Work at a Cemetery
Work in burial grounds has traditionally been burdensome and shouldered by domestic migrant workers, both women and men. Even today, work outdoors and in the crematoriums is hard. Many of the old jobs remain and new ones have been added over 100 years.
In the early 1800s, pay was 16 skilling banko (about 50 öre or half 1 krona) per buried coffin. Supervisors checked that graves were dug deep enough. On top of the wage, each worker was given a daily ration of 4 jungfrur (‘virgins’) of brännvin (33 cl), a quarter mug of beer (65 cl) and a quarter mug of weaker malt beverage.
Park Work is still largely seasonal. Up until the 1980s, seasonal workers were known as “summer birds”. Work was with hand tools: spades, digging bars, shears, lawn mowers and water carried by buckets. Later, sprinklers and modern machines made labour easier.
Crematorium Staff and technical personnel run the complicated systems. They bring in the coffins, prepare the ashes and fill the urns or cloth bags.
Sextons help undertakers and families at the chapel. They oversee the interment of urns and spread ashes anonymously in the Memorial Grove. Administration takes care of information, ordering ceremonies, grave purchases, archives, economy and IT.
Civil celebrants, priests, organists and musicians are hired either through funeral homes or privately. Pallbearers are still an honorary appointment and consist of close friends or relatives. Professional pallbearer teams, often working together for years, serve funerals of varied beliefs.
Representatives for funeral homes facilitate everything from funeral planning to burials. Funeral homes were established in Swedish towns in the 1920s. Florists work backstage, creating floral displays and decorating coffins and urns.
Florists’ shops and stalls were included in the architects’ original plans.
The first service building for work staff was designed by Gunnar Asplund’s practice.

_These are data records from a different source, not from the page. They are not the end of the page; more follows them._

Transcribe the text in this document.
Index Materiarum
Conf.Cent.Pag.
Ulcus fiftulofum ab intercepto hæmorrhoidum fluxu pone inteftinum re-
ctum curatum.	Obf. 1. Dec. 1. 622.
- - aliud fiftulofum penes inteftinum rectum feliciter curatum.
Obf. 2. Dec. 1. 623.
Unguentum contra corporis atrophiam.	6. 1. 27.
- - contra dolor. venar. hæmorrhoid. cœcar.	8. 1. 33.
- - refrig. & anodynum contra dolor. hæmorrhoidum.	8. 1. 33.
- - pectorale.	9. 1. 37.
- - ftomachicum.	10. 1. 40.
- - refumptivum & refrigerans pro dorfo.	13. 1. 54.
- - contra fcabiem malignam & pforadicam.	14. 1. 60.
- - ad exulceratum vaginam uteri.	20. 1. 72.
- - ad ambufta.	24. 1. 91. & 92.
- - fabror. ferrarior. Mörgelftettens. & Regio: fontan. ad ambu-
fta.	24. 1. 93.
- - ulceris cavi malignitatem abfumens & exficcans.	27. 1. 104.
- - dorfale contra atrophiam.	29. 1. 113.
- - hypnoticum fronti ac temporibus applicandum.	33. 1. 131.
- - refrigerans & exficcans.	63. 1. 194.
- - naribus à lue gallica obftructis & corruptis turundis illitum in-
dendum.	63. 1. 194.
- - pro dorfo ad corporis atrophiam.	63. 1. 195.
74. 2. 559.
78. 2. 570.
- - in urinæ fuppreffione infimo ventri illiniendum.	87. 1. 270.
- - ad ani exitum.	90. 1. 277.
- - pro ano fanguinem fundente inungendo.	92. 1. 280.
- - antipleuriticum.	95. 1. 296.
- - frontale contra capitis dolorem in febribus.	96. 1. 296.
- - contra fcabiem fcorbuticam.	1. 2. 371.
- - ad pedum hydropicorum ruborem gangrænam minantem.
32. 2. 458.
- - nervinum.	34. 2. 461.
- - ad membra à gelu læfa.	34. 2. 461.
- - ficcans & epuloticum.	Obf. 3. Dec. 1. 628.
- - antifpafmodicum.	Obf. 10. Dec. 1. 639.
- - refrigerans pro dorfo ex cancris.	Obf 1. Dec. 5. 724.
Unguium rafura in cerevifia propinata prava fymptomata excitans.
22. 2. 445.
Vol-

It was built in 1923—24 and in wood like the Woodland Chapel. It had lockers and washing facilities for men and women, a utility room for burial apparel, a canteen, equipment storage, boiler room and attic space for drying seeds. Later additions — the smithy shed, carpenter’s shop, garage, storeroom and tool shed — have been pulled down.
In 1998 the building was remodelled as the World Heritage Visitors Centre.